Una de las fortalezas de Santiago de Cuba en esta lucha contra el SARS-Cov-2 es la rigurosa vigilancia que ha caracterizado al control sanitario en fronteras, que se realiza en el aeropuerto internacional Antonio Maceo y en el puerto Guillermón Moncada.
La también miembro del Consejo de Estado de la República de Cuba, reconoció el papel de los transportistas en el cumplimiento de las disposiciones adoptadas por su Ministerio.
“Todo el mundo sabe las características de Santiago de Cuba y lo que significa en cuanto al transporte por su vínculo directo con otras provincias. Se trabaja en el aseguramiento de los compromisos relacionados con la canasta básica, la evacuación de las cargas en el Puerto Guillermón Moncada, que se ha mantenido operando con un control riguroso.
“En el caso del aeropuerto, las operaciones son mínimas, pero debemos destacar la labor de este colectivo en el proceso de recepción de los pasajeros precedentes del exterior, por su disciplina y apego a las orientaciones del Gobierno”, afirmó.

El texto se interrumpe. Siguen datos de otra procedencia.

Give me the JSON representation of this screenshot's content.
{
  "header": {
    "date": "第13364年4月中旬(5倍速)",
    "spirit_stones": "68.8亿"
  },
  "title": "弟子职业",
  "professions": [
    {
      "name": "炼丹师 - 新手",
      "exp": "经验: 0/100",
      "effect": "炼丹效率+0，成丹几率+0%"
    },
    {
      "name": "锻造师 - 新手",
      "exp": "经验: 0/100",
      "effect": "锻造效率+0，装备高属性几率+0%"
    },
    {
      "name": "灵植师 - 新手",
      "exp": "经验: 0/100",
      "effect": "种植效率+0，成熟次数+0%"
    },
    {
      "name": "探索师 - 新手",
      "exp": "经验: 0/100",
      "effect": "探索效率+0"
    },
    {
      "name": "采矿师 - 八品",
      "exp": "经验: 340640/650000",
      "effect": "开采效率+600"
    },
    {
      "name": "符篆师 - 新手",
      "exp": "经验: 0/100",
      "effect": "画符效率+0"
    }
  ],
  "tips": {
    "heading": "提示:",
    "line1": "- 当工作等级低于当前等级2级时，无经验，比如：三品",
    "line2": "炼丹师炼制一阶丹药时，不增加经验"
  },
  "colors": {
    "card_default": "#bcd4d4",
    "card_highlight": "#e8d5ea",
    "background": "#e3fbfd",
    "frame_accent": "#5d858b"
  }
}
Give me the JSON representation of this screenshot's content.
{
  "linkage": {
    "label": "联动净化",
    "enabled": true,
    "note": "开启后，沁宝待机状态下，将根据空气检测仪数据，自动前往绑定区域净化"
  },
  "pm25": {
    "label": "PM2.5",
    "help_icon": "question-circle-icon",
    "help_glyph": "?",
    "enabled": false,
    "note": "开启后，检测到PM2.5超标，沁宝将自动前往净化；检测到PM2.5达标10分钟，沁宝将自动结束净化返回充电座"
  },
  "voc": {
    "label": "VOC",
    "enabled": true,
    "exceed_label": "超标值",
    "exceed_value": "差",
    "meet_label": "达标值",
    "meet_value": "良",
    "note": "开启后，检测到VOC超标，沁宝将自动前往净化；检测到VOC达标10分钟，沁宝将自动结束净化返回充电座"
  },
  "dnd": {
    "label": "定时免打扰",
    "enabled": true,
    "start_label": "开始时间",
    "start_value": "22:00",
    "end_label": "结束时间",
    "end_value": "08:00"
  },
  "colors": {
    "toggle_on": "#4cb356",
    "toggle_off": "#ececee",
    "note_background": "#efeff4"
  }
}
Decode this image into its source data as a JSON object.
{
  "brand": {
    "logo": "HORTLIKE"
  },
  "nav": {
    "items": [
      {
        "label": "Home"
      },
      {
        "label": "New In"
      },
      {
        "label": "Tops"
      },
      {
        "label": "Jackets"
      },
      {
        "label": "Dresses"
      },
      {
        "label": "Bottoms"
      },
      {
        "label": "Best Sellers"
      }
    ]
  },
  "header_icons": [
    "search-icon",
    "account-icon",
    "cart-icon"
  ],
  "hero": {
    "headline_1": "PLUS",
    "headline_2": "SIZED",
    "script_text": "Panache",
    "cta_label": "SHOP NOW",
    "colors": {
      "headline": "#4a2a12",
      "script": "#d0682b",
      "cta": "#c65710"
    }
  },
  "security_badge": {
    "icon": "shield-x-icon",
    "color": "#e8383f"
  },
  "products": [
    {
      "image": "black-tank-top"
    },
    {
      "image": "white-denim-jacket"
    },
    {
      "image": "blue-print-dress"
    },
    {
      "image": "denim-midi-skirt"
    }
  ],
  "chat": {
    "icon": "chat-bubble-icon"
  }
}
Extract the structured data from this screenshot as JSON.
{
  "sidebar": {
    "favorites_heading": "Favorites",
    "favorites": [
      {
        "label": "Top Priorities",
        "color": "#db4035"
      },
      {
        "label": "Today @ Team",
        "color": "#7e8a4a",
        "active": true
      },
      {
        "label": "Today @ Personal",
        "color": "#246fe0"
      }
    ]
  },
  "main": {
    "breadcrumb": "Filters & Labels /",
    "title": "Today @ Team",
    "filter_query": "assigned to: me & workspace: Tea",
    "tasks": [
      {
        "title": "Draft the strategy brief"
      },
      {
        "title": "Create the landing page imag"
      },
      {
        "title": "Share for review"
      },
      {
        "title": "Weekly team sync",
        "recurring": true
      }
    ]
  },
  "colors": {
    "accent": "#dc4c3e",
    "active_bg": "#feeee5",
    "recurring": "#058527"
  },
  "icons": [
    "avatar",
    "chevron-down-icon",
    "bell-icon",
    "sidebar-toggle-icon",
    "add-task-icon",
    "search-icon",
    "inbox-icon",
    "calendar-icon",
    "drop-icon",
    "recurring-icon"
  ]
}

Johnson se refirió también a la gratitud del pueblo por la profesionalidad de los choferes en el traslado de los viajeros, los pacientes sospechosos y los que salen de alta de las instituciones de Salud.
Finalmente, la vicepresidenta del Consejo de Defensa Provincial destacó la participación decisiva de los trabajadores de ese sector en los programas de la economía.